Across the world, the rise in clinical ATMP trials is creating new urgency around commercialization processes and how companies can hasten the move from “trial to vial.” In a new blog post published by ISPE’s Pharmaceutical Engineering magazine, CRB process engineer Christopher Slevin and CRB architect Marie Boatright explore the challenges of ATMP commercial production – from simulations and supply chain to equipment and space allocation.
Pharmaceutical Engineering is ISPE’s technical magazine devoted to covering the research, development, and manufacture of medicines and medical devices. In the post, Boatright and Slevin write that “the sharing of Advanced Therapy Medicinal Product design ‘lessons-learned’ is imperative. We were recently involved in an ATMP project where we felt the learning curve first-hand. We have boiled down our experience here to highlight a few eye-opening challenges specific to Advanced Therapy Medicinal Product manufacturers and how these challenges can affect commercial facility design.”
The blog goes in depth in these key areas:
- meeting targeted facility throughput via process modeling and simulation
- transitioning from lab to commercial
- equipment and space allocation
- designing for personnel
- warehousing and supply chain
- future facility considerations, including flexibility, redundancy, and evolving technology
“It can be a rigorous and confusing process to design an Advanced Therapy Medicinal Product facility for those with limited experience in doing so,” Slevin and Boatright note. “By employing process simulation and taking into account the various factors presented here, one can have confidence in beginning to create a facility that will allow for the safe production of high-quality ATMP materials while also providing a path for scalability as business develops.”
For instance, the authors suggest that because ATMP production, specifically cell therapy, is primarily manually operated, it can be difficult to understand the breadth of facility requirements in the absence of thorough simulations or modeling.

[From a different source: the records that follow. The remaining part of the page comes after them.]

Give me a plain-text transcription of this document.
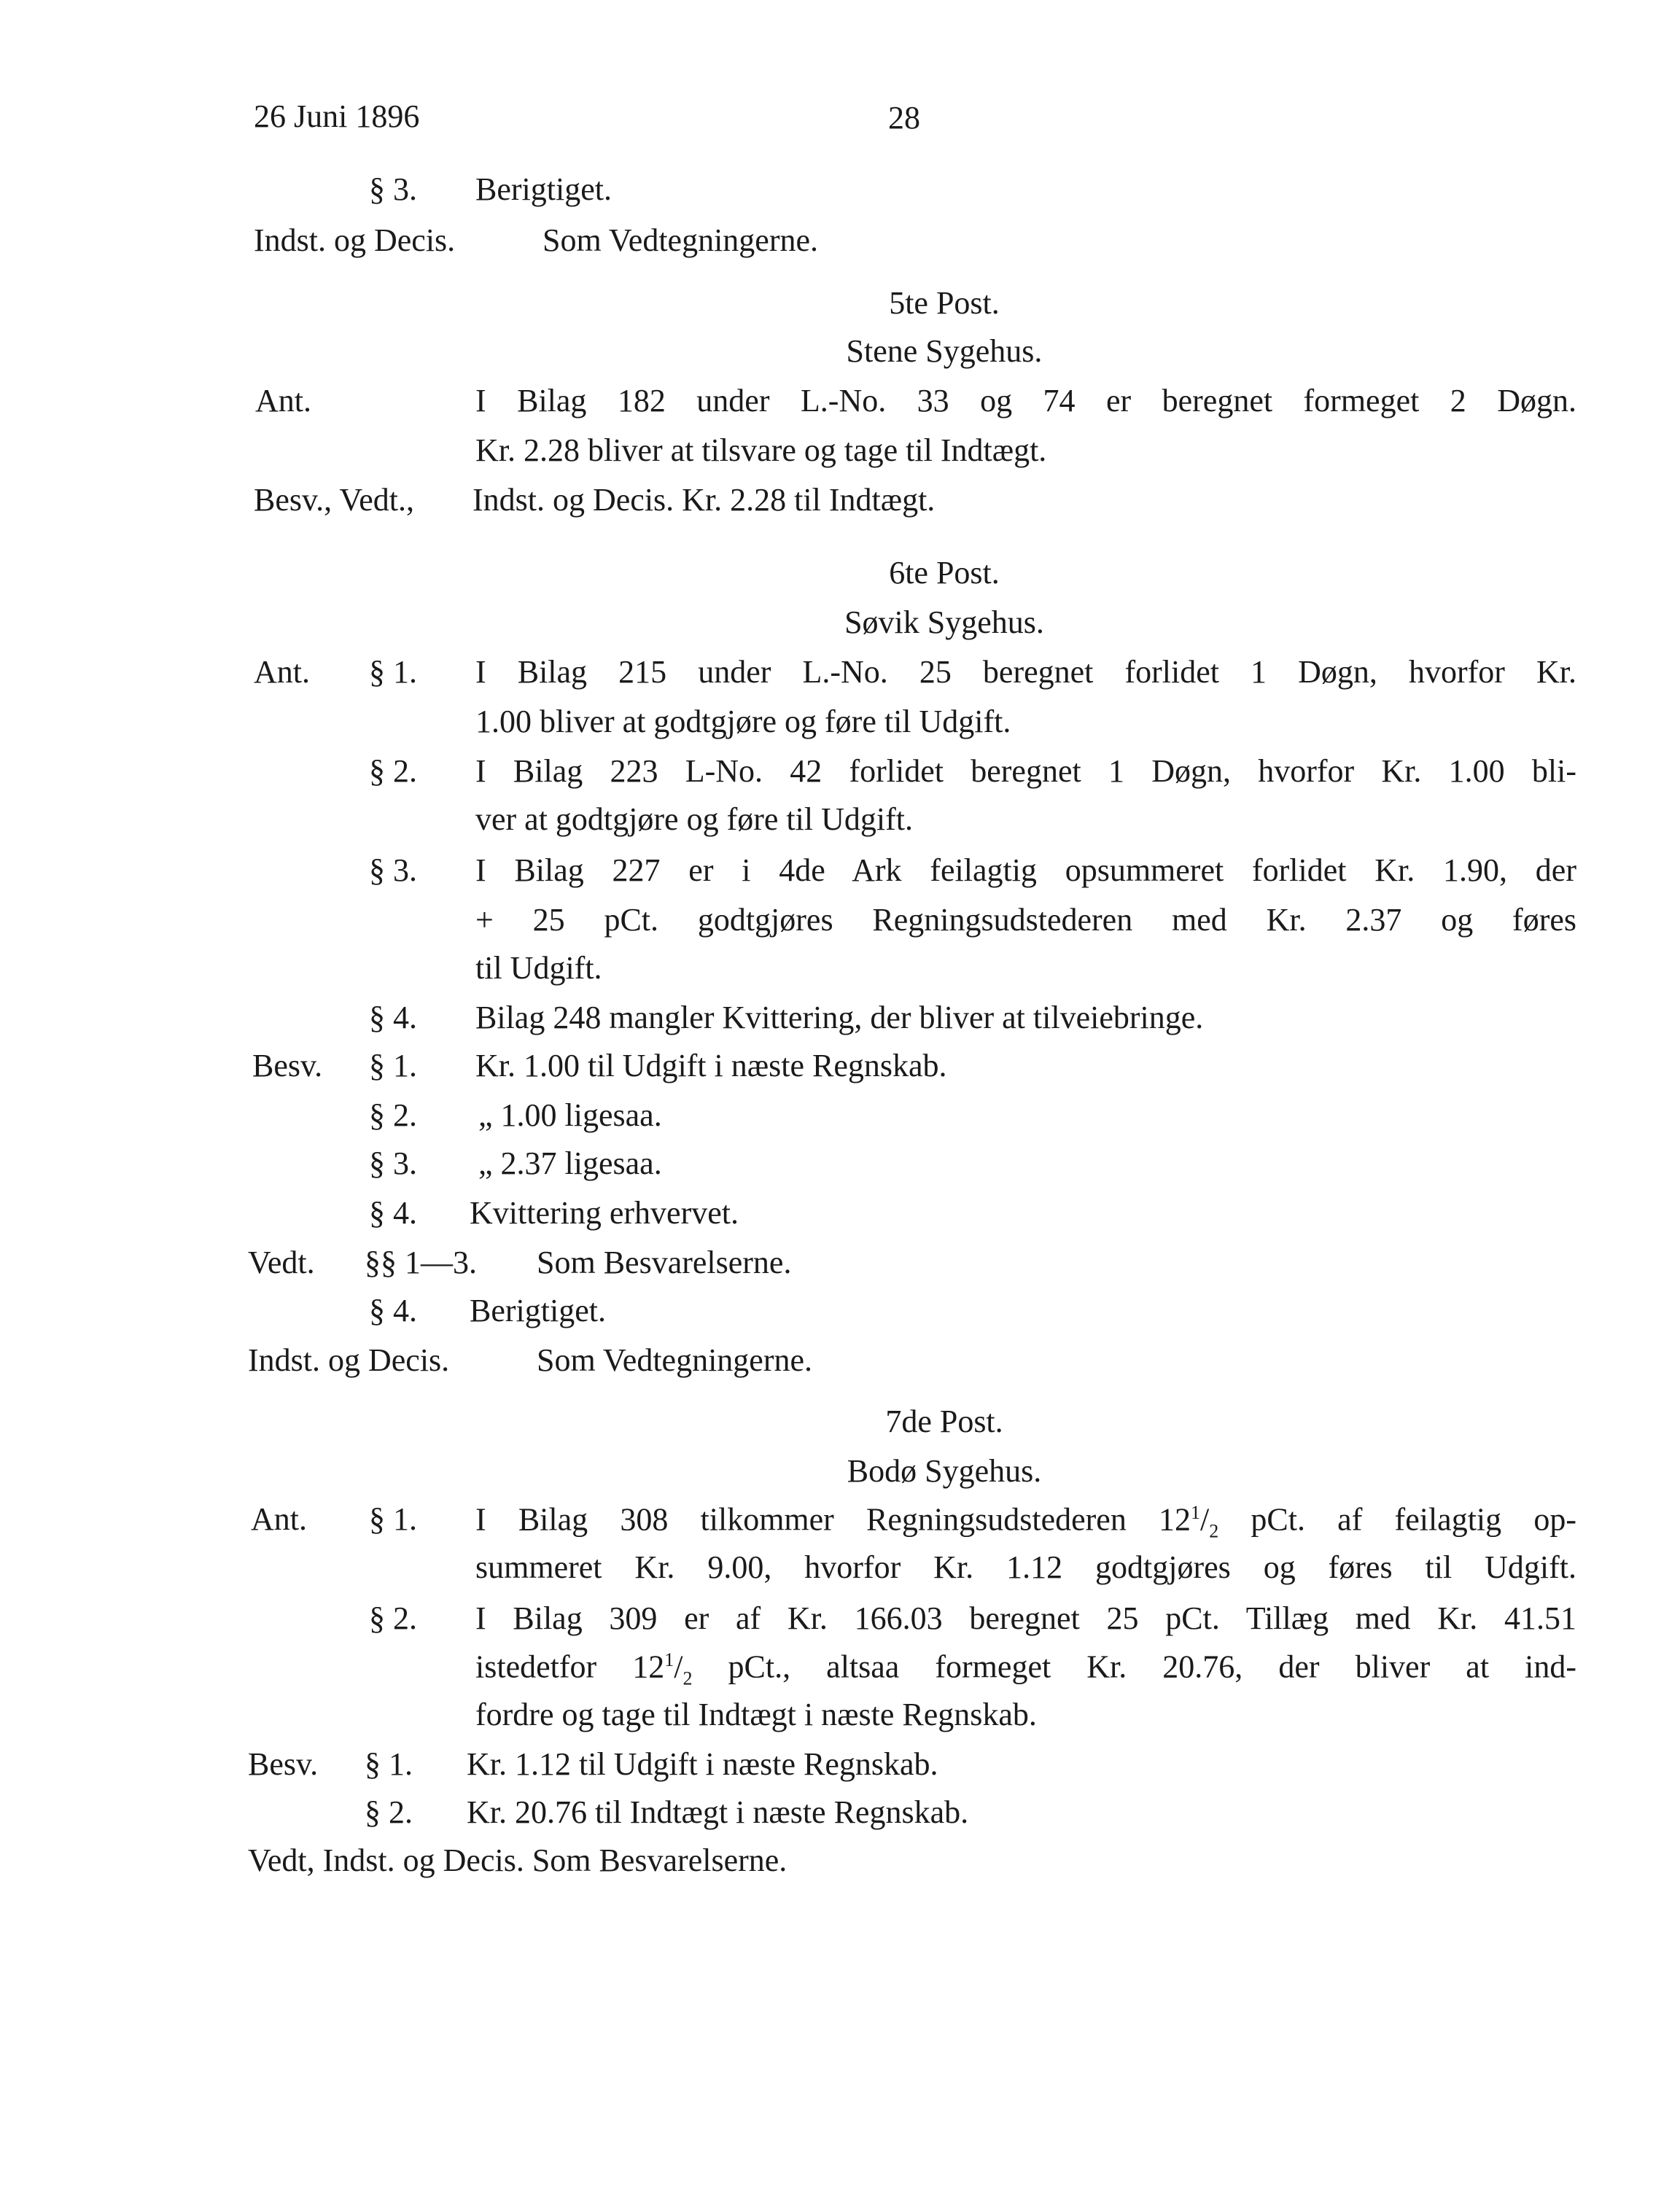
26 Juni 1896	28
§ 3. Berigtiget.
Indst. og Decis.	Som Vedtegningerne.
5te Post.
Stene Sygehus.
Ant.	I Bilag 182 under L.-No. 33 og 74 er beregnet formeget 2 Døgn.
Kr. 2.28 bliver at tilsvare og tage til Indtægt.
Besv., Vedt., Indst. og Decis. Kr. 2.28 til Indtægt.
6te Post.
Søvik Sygehus.
Ant. § 1. I Bilag 215 under L.-No. 25 beregnet forlidet 1 Døgn, hvorfor Kr.
1.00 bliver at godtgjøre og føre til Udgift.
§ 2. I Bilag 223 L-No. 42 forlidet beregnet 1 Døgn, hvorfor Kr. 1.00 bli-
ver at godtgjøre og føre til Udgift.
§ 3. I Bilag 227 er i 4de Ark feilagtig opsummeret forlidet Kr. 1.90, der
+ 25 pCt. godtgjøres Regningsudstederen med Kr. 2.37 og føres
til Udgift.
§ 4. Bilag 248 mangler Kvittering, der bliver at tilveiebringe.
Besv. § 1. Kr. 1.00 til Udgift i næste Regnskab.
§ 2. „ 1.00 ligesaa.
§ 3. „ 2.37 ligesaa.
§ 4. Kvittering erhvervet.
Vedt. §§ 1—3. Som Besvarelserne.
§ 4. Berigtiget.
Indst. og Decis.	Som Vedtegningerne.
7de Post.
Bodø Sygehus.
Ant. § 1. I Bilag 308 tilkommer Regningsudstederen $12^1/_2$ pCt. af feilagtig op-
summeret Kr. 9.00, hvorfor Kr. 1.12 godtgjøres og føres til Udgift.
§ 2. I Bilag 309 er af Kr. 166.03 beregnet 25 pCt. Tillæg med Kr. 41.51
istedetfor $12^1/_2$ pCt., altsaa formeget Kr. 20.76, der bliver at ind-
fordre og tage til Indtægt i næste Regnskab.
Besv. § 1. Kr. 1.12 til Udgift i næste Regnskab.
§ 2. Kr. 20.76 til Indtægt i næste Regnskab.
Vedt, Indst. og Decis. Som Besvarelserne.
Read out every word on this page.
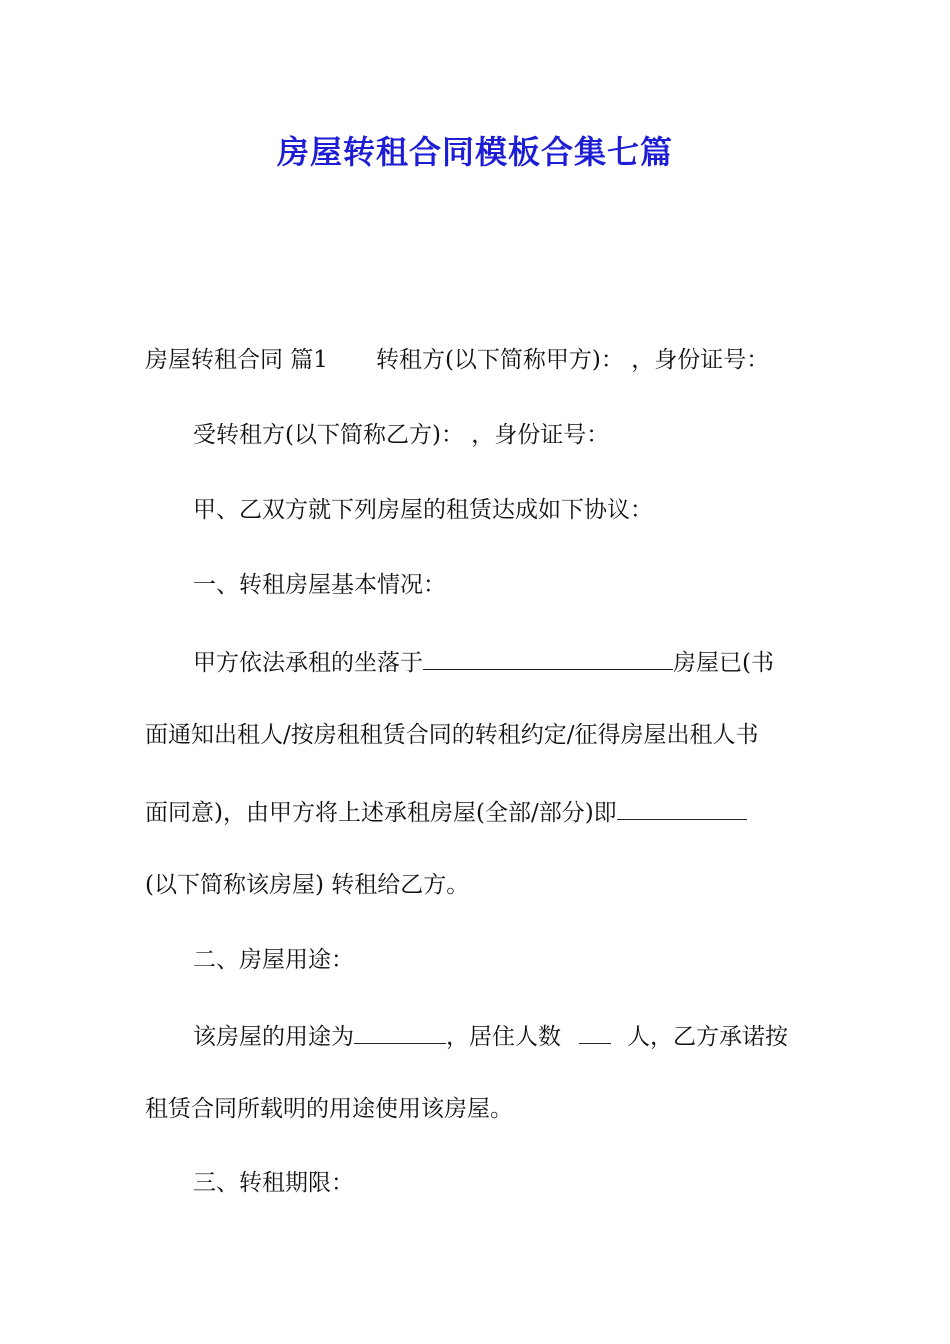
房屋转租合同模板合集七篇
房屋转租合同 篇1 转租方(以下简称甲方)： ，身份证号：
受转租方(以下简称乙方)： ，身份证号：
甲、乙双方就下列房屋的租赁达成如下协议：
一、转租房屋基本情况：
甲方依法承租的坐落于	房屋已(书
面通知出租人/按房租租赁合同的转租约定/征得房屋出租人书
面同意)，由甲方将上述承租房屋(全部/部分)即
(以下简称该房屋) 转租给乙方。
二、房屋用途：
该房屋的用途为	，居住人数	人，乙方承诺按
租赁合同所载明的用途使用该房屋。
三、转租期限：
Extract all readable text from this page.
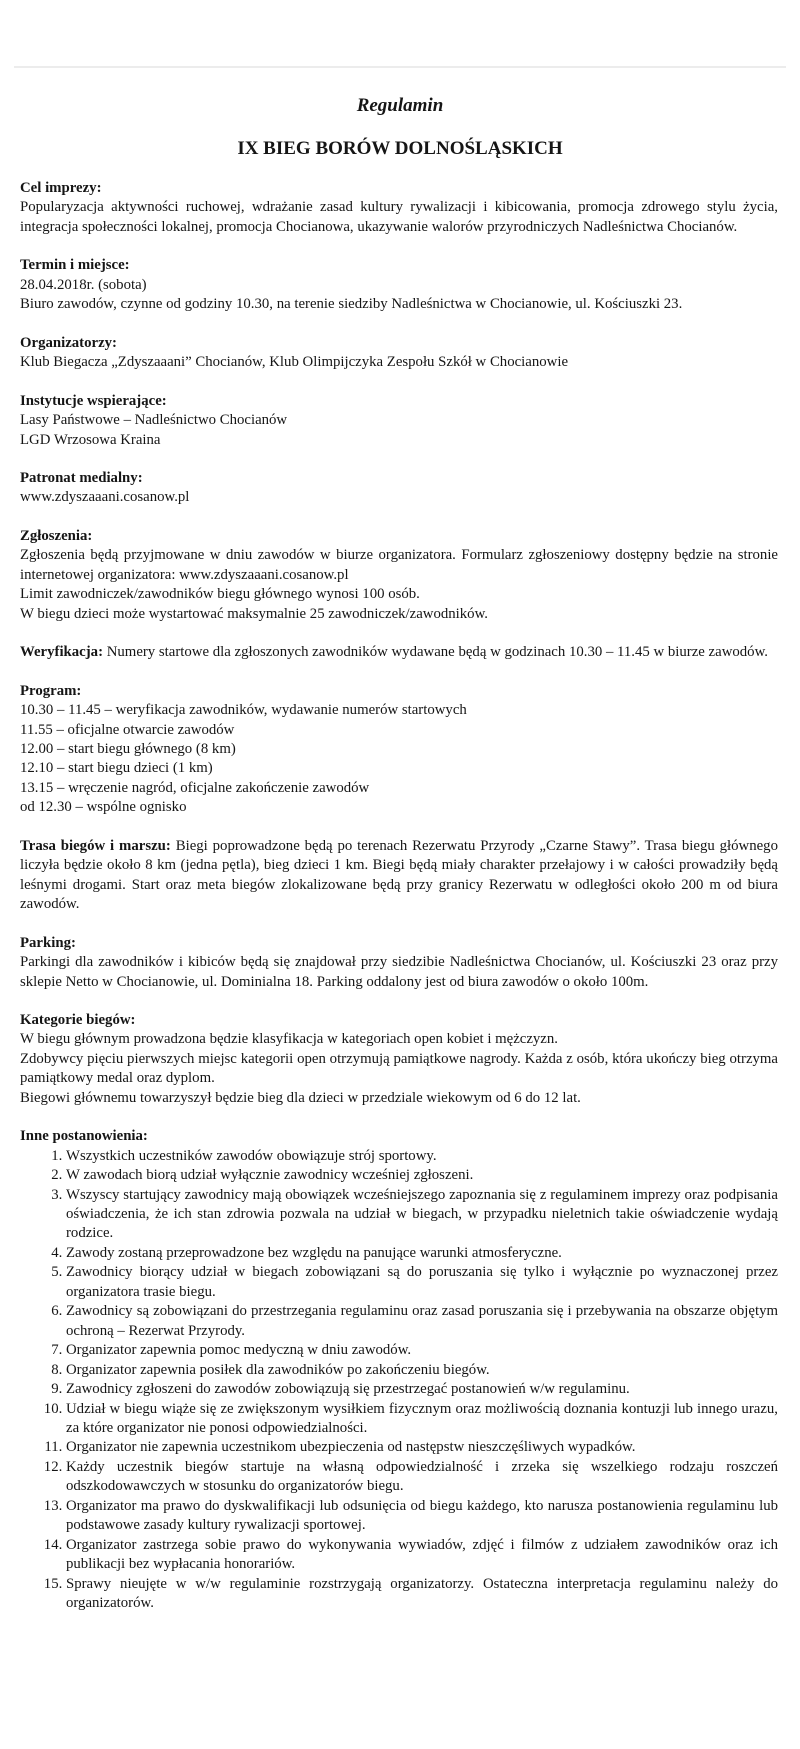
Regulamin
IX BIEG BORÓW DOLNOŚLĄSKICH

Cel imprezy:

Popularyzacja aktywności ruchowej, wdrażanie zasad kultury rywalizacji i kibicowania, promocja zdrowego stylu życia, integracja społeczności lokalnej, promocja Chocianowa, ukazywanie walorów przyrodniczych Nadleśnictwa Chocianów.

Termin i miejsce:

28.04.2018r. (sobota)

Biuro zawodów, czynne od godziny 10.30, na terenie siedziby Nadleśnictwa w Chocianowie, ul. Kościuszki 23.

Organizatorzy:

Klub Biegacza „Zdyszaaani” Chocianów, Klub Olimpijczyka Zespołu Szkół w Chocianowie

Instytucje wspierające:

Lasy Państwowe – Nadleśnictwo Chocianów

LGD Wrzosowa Kraina

Patronat medialny:

www.zdyszaaani.cosanow.pl

Zgłoszenia:

Zgłoszenia będą przyjmowane w dniu zawodów w biurze organizatora. Formularz zgłoszeniowy dostępny będzie na stronie internetowej organizatora: www.zdyszaaani.cosanow.pl

Limit zawodniczek/zawodników biegu głównego wynosi 100 osób.

W biegu dzieci może wystartować maksymalnie 25 zawodniczek/zawodników.

Weryfikacja: Numery startowe dla zgłoszonych zawodników wydawane będą w godzinach 10.30 – 11.45 w biurze zawodów.

Program:

10.30 – 11.45 – weryfikacja zawodników, wydawanie numerów startowych
11.55 – oficjalne otwarcie zawodów
12.00 – start biegu głównego (8 km)
12.10 – start biegu dzieci (1 km)
13.15 – wręczenie nagród, oficjalne zakończenie zawodów
od 12.30 – wspólne ognisko

Trasa biegów i marszu: Biegi poprowadzone będą po terenach Rezerwatu Przyrody „Czarne Stawy”. Trasa biegu głównego liczyła będzie około 8 km (jedna pętla), bieg dzieci 1 km. Biegi będą miały charakter przełajowy i w całości prowadziły będą leśnymi drogami. Start oraz meta biegów zlokalizowane będą przy granicy Rezerwatu w odległości około 200 m od biura zawodów.

Parking:

Parkingi dla zawodników i kibiców będą się znajdował przy siedzibie Nadleśnictwa Chocianów, ul. Kościuszki 23 oraz przy sklepie Netto w Chocianowie, ul. Dominialna 18. Parking oddalony jest od biura zawodów o około 100m.

Kategorie biegów:

W biegu głównym prowadzona będzie klasyfikacja w kategoriach open kobiet i mężczyzn.

Zdobywcy pięciu pierwszych miejsc kategorii open otrzymują pamiątkowe nagrody. Każda z osób, która ukończy bieg otrzyma pamiątkowy medal oraz dyplom.

Biegowi głównemu towarzyszył będzie bieg dla dzieci w przedziale wiekowym od 6 do 12 lat.

Inne postanowienia:

1. Wszystkich uczestników zawodów obowiązuje strój sportowy.
2. W zawodach biorą udział wyłącznie zawodnicy wcześniej zgłoszeni.
3. Wszyscy startujący zawodnicy mają obowiązek wcześniejszego zapoznania się z regulaminem imprezy oraz podpisania oświadczenia, że ich stan zdrowia pozwala na udział w biegach, w przypadku nieletnich takie oświadczenie wydają rodzice.
4. Zawody zostaną przeprowadzone bez względu na panujące warunki atmosferyczne.
5. Zawodnicy biorący udział w biegach zobowiązani są do poruszania się tylko i wyłącznie po wyznaczonej przez organizatora trasie biegu.
6. Zawodnicy są zobowiązani do przestrzegania regulaminu oraz zasad poruszania się i przebywania na obszarze objętym ochroną – Rezerwat Przyrody.
7. Organizator zapewnia pomoc medyczną w dniu zawodów.
8. Organizator zapewnia posiłek dla zawodników po zakończeniu biegów.
9. Zawodnicy zgłoszeni do zawodów zobowiązują się przestrzegać postanowień w/w regulaminu.
10. Udział w biegu wiąże się ze zwiększonym wysiłkiem fizycznym oraz możliwością doznania kontuzji lub innego urazu, za które organizator nie ponosi odpowiedzialności.
11. Organizator nie zapewnia uczestnikom ubezpieczenia od następstw nieszczęśliwych wypadków.
12. Każdy uczestnik biegów startuje na własną odpowiedzialność i zrzeka się wszelkiego rodzaju roszczeń odszkodowawczych w stosunku do organizatorów biegu.
13. Organizator ma prawo do dyskwalifikacji lub odsunięcia od biegu każdego, kto narusza postanowienia regulaminu lub podstawowe zasady kultury rywalizacji sportowej.
14. Organizator zastrzega sobie prawo do wykonywania wywiadów, zdjęć i filmów z udziałem zawodników oraz ich publikacji bez wypłacania honorariów.
15. Sprawy nieujęte w w/w regulaminie rozstrzygają organizatorzy. Ostateczna interpretacja regulaminu należy do organizatorów.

“Manual processes naturally include more variables and conjecture than automated processes,” Boatright and Slevin write. “Imagine a well-defined bioreactor campaign with set durations, additions, automated transfers and validated cleaning/steaming cycles. Along with historical benchmarking, a quality process schedule also can be assembled. Throughput can be estimated with relative ease and accuracy early in the design, based upon known and proven automatic processes.”